Die Umfragewerte sahen ganz ausgezeichnet aus, als die SPD sich als Kulturpartei etabliert hat: Im Willy-Brandt-Wahlkampf, der damals viele Kulturschaffende animiert hat, sich offen für die Sozialdemokratie zu bekennen. Inklusion ist nun ein neues Thema, aber kein Modetrend, sondern ein Gebot der Menschlichkeit. Darauf Wert zu legen heißt nicht, andere Dinge nicht mehr zu beachten. Ich frage mich oft: Wofür haben uns die Leute vor zehn, 20 Jahren gewählt, als es noch mehr waren? Ich denke, da spielten Themen wie Sicherheit und Rente eine wichtige Rolle, und das ist eben auch heute noch wichtig. Bei Themen wie Pflege, Alterssicherung und Bildung haben wir wichtige Kompetenzfelder, in denen wir uns deutlich von reinen Klientelparteien absetzen können

Wie stehen Sie zum Thema Mainstream-Politik, sprich Wahlprogramm nach aktuellen Trends und Problemen, um Wählerstimmen zu bekommen, statt den ursprünglichen Kern der Partei zu verfolgen?

Davon halte ich wenig. Ich finde das den Wähler/innen gegenüber nicht sehr respektvoll. Das sind oft durchschaubare Manöver. Wir arbeiten seit einigen Jahren an wichtigen Themen wie der Aufarbeitung von Ungerechtigkeiten in Ostdeutschland oder Rentenpolitik, und das hat nichts mit den aktuellen Wahlen zu tun. Auch Martin Duligs Küchentisch gibt es schon länger. Manche tun ja gerade so, als sei der Bürgerdialog dank Pegida erfunden worden. Mein Büro und ich machen seit zehn Jahren Dialog-Angebote und viele andere tun das auch.  Zum ursprünglichen Kern ist noch zu bemerken, dass sich gesellschaftliche Verhältnisse auch ändern und ich es abseits des Mainstreams wichtig finde, darauf einzugehen. Die Arbeitswelt ist heute nicht mehr die vom Kaiserreich und die Arbeitnehmer/innen haben neue Themen: Vereinbarkeit von Familie und Beruf zum Beispiel. Die SPD muss die Partei sein, die Antworten auf die Fragen der modernen Arbeitswelt bereithält.

Polizeiabbau gestoppt, Lehrerproblematik behoben, Digitalisierung auf den Weg gebracht. Dinge, die auch die CDU für sich proklamieren wird.
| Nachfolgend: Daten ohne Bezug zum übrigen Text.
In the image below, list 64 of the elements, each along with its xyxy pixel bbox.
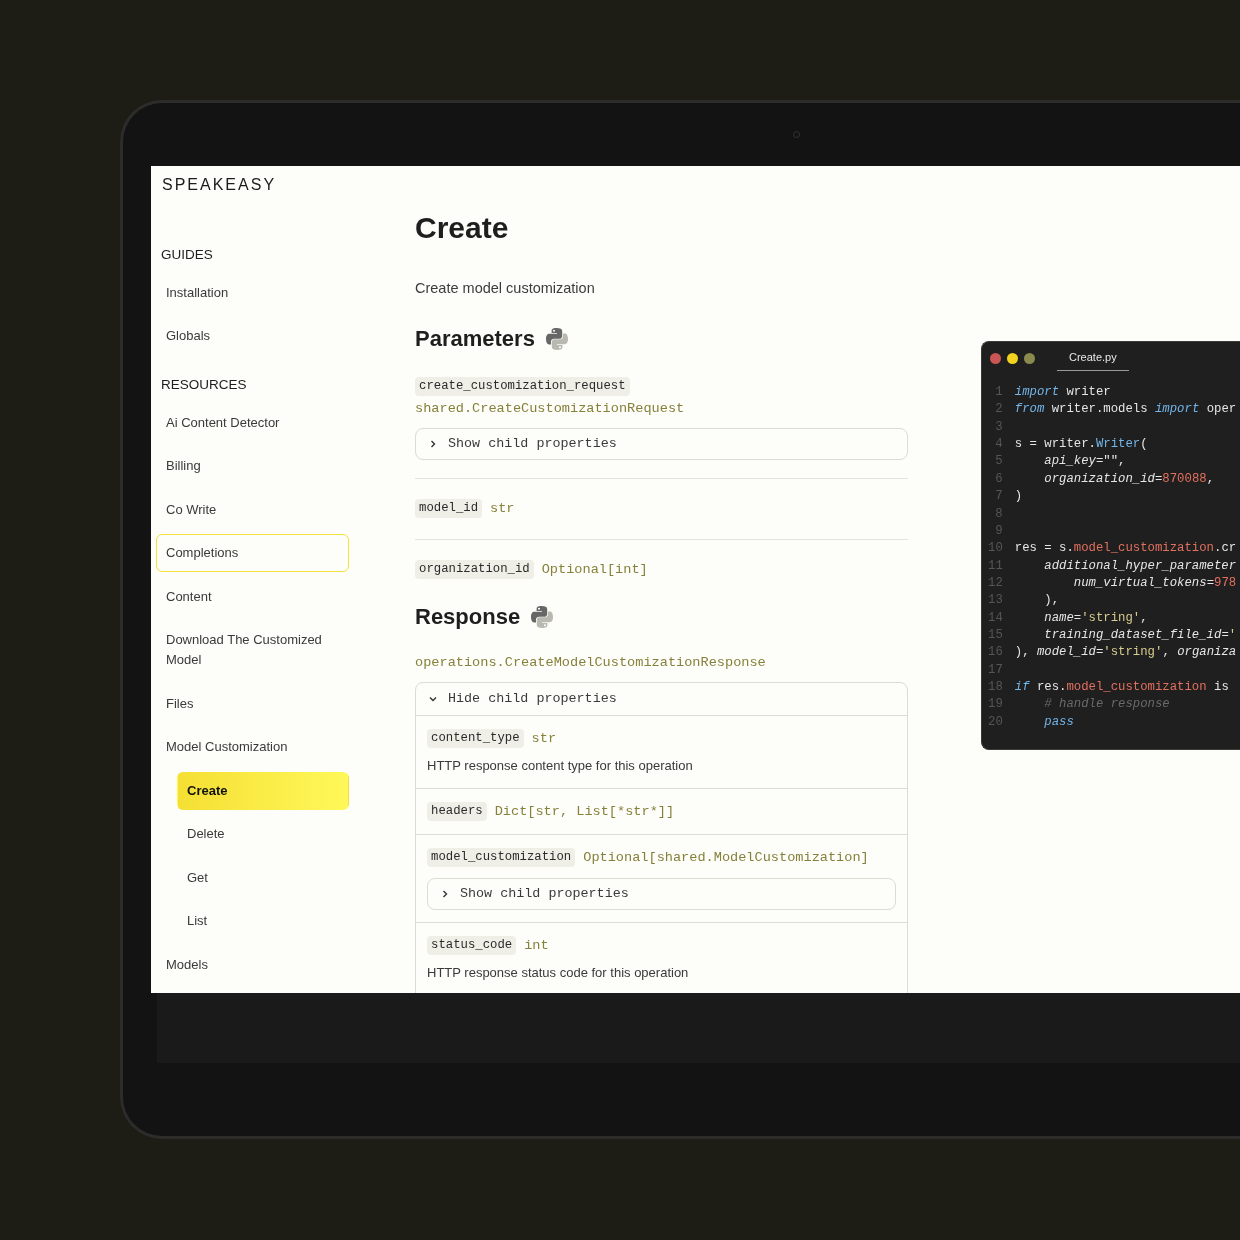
section-heading: GUIDES (160, 246, 213, 264)
response-type: operations.CreateModelCustomizationResponse (415, 653, 766, 672)
file-tab[interactable]: Create.py (1057, 345, 1129, 371)
logo: SPEAKEASY (161, 176, 277, 194)
show-properties-toggle[interactable]: Show child properties (427, 877, 896, 910)
code-line: name='string', (1043, 609, 1148, 627)
python-icon (530, 604, 555, 629)
sidebar-item[interactable]: Model Customization (156, 728, 349, 766)
window-close-button[interactable] (990, 352, 1001, 364)
sidebar-item[interactable]: Billing (156, 447, 349, 485)
code-line: res = s.model_customization.cr (1014, 540, 1237, 558)
field-description: HTTP response content type for this operation (427, 756, 693, 775)
code-line: # handle response (1043, 696, 1170, 714)
section-heading: Parameters (415, 325, 535, 353)
section-heading: RESOURCES (160, 376, 247, 394)
field-name: content_type (427, 729, 524, 748)
code-line: api_key="", (1043, 453, 1126, 471)
sidebar-item[interactable]: Globals (156, 317, 349, 355)
window-minimize-button[interactable] (1007, 352, 1018, 364)
code-line: import writer (1014, 384, 1111, 401)
window-zoom-button[interactable] (1024, 352, 1035, 364)
sidebar-item[interactable]: Download The Customized Model (156, 621, 349, 679)
sidebar-item[interactable]: Files (156, 684, 349, 723)
code-line: ), (1043, 592, 1060, 610)
field-type: Optional[shared.ModelCustomization] (583, 848, 869, 867)
code-line: training_dataset_file_id=' (1043, 627, 1237, 645)
sidebar-item[interactable]: Installation (156, 273, 349, 312)
sidebar-item[interactable]: Models (156, 945, 349, 984)
sidebar-item[interactable]: Co Write (156, 490, 349, 529)
field-type: int (524, 936, 549, 955)
sidebar-item[interactable]: Ai Content Detector (156, 403, 349, 442)
field-name: status_code (427, 936, 517, 955)
field-type: str (531, 729, 557, 748)
code-line: s = writer.Writer( (1014, 436, 1148, 454)
code-line: additional_hyper_parameter (1043, 557, 1237, 575)
code-line: from writer.models import oper (1014, 401, 1237, 419)
page-title: Create (415, 210, 509, 246)
python-icon (544, 327, 569, 351)
sidebar-item[interactable]: Completions (156, 534, 349, 572)
parameter-type: Optional[int] (541, 560, 648, 579)
hide-properties-toggle[interactable]: Hide child properties (416, 682, 907, 716)
code-line: if res.model_customization is (1014, 679, 1229, 697)
section-heading: Response (415, 602, 521, 631)
field-type: Dict[str, List[*str*]] (494, 802, 675, 821)
field-description: HTTP response status code for this operation (427, 963, 689, 982)
code-line: ) (1014, 488, 1023, 506)
parameter-type: shared.CreateCustomizationRequest (415, 399, 686, 418)
sidebar-item[interactable]: List (177, 902, 349, 940)
sidebar-item[interactable]: Create (177, 771, 349, 810)
parameter-name: organization_id (415, 560, 534, 579)
sidebar-item[interactable]: Content (156, 577, 349, 616)
show-properties-toggle[interactable]: Show child properties (415, 427, 908, 460)
parameter-name: model_id (415, 499, 483, 518)
code-line: pass (1043, 713, 1074, 731)
page-description: Create model customization (415, 279, 595, 298)
code-line: ), model_id='string', organiza (1014, 644, 1237, 662)
sidebar-item[interactable]: Get (177, 858, 349, 897)
parameter-name: create_customization_request (415, 377, 630, 396)
sidebar-item[interactable]: Delete (177, 815, 349, 853)
code-line: num_virtual_tokens=978 (1072, 574, 1237, 592)
field-name: headers (427, 802, 487, 821)
code-line: organization_id=870088, (1043, 470, 1215, 488)
parameter-type: str (490, 499, 515, 518)
field-name: model_customization (427, 848, 576, 867)
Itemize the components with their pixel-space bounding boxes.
Wie wollen Sie es schaffen, die SPD-Errungenschaften herauszustellen?

Ganz einfach mal die Frage stellen: Hat es das in den fünf Jahren Regierungszeit zuvor gegeben? Und was wäre passiert, wenn die SPD nicht dabei gewesen wäre?

Mietpreisdeckel, Gemeinschaftsschulen oder die Anerkennung von Lebensleistungen – SPD und LINKE verfolgen ähnliche Ziele. Wäre Rot-Rot-Grün auch für Sachsen wünschens- und denkenswert?

In sozialen, bildungspolitischen und auch umweltpolitischen Fragen gibt es hier sehr viele Schnittmengen. Das Beispiel Thüringen zeigt, dass eine solche Regierung mit den entsprechenden pragmatischen Personen an der Spitze funktionieren kann. Das steht und fällt sehr stark mit den einzelnen Führungspersonen. Sicherlich wäre es auch für die politische Kultur im Freistaat einmal interessant, die CDU auf der Oppositionsbank zu sehen, denn das macht demütig. Mit den Grünen haben wir in der letzten Legislatur bereits Gesetzentwürfe gemeinsam mit der CDU eingebracht und das hat sehr gut funktioniert, dabei ging es um die Aufarbeitung der SED-Diktatur. Dieser mir persönlich wichtige Punkt wäre aber ehrlicherweise so mit den LINKEN nicht möglich gewesen.